The Government’s much-trumpeted commitment to design is in danger of ringing hollow if its Creative Industries taskforce fails to find a clear focus, claim design industry bodies.
The Government has already been heavily criticised on its handling of the Millennium Exhibition at Greenwich. And many product designers were outraged when it emerged they would not be credited automatically in the Government’s Millennium Products initiative (DW 19 December 1997).
Now the Creative Industries taskforce, set up to define, quantify and develop the creative sector, is in danger of losing credibility in its capacity as analyst for the design sector.
Design is one of the 11 creative industries being examined, and is being coordinated by media and telecommunications group Spectrum Strategy Consultants (DW 16 January). “We were going to report to Culture Secretary [Chris Smith] on 18 February, but have put it back by about six weeks,” says Spectrum managing director Janice Hughes. She volunteered her group to help with the project.
Spectrum has also dropped parts of its original remit. This was to gather statistics on the value of design to the economy, its export value, its employment levels, the longer term prospects for the industry, and tighter definitions. “We are wrestling with what design means and haven’t yet come up with any industry figures as yet,” says Spectrum associate Harry Hobson, who is co-ordinating the project.
The design industry has welcomed the taskforce and Spectrum’s contribution. But many feel the task is too ambitious and not adequately resourced. Hobson admits he has little experience of the design industry.

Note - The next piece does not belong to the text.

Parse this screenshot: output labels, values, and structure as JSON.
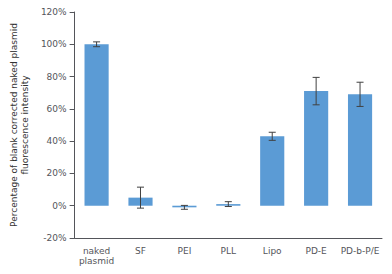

Design Business Association chief executive Ian Rowland-Hill says: “Anybody conducting such a project has a problem if they do not work in the design industry. No one person has an all-encompassing view, but it really needs to be run by someone with a good overview, who can pull all the survey’s findings together.”
Circus associate Simon Mottram adds: “On the one hand the Government has a very sophisticated understanding of design, but on the other it has set up a taskforce which doesn’t seem very sure of itself and doesn’t have adequate resources.”
Mottram has just joined Circus from his position as director of strategy and identity at Interbrand Newell and Sorrell.
“If all the relevant bodies are not consulted the Government is in danger of losing credibility over its commitment to design,” says Chartered Society of Designers president Adrianne Leman. Spectrum has not yet approached the DBA or the CSD.
A question mark also hangs over parts of the taskforce’s remit. “It is incredibly hard to quantify the value of design. Emotional and psychological factors have a long-term effect on a brand and design cannot be separated from the rest of the marketing mix,” says Mottram.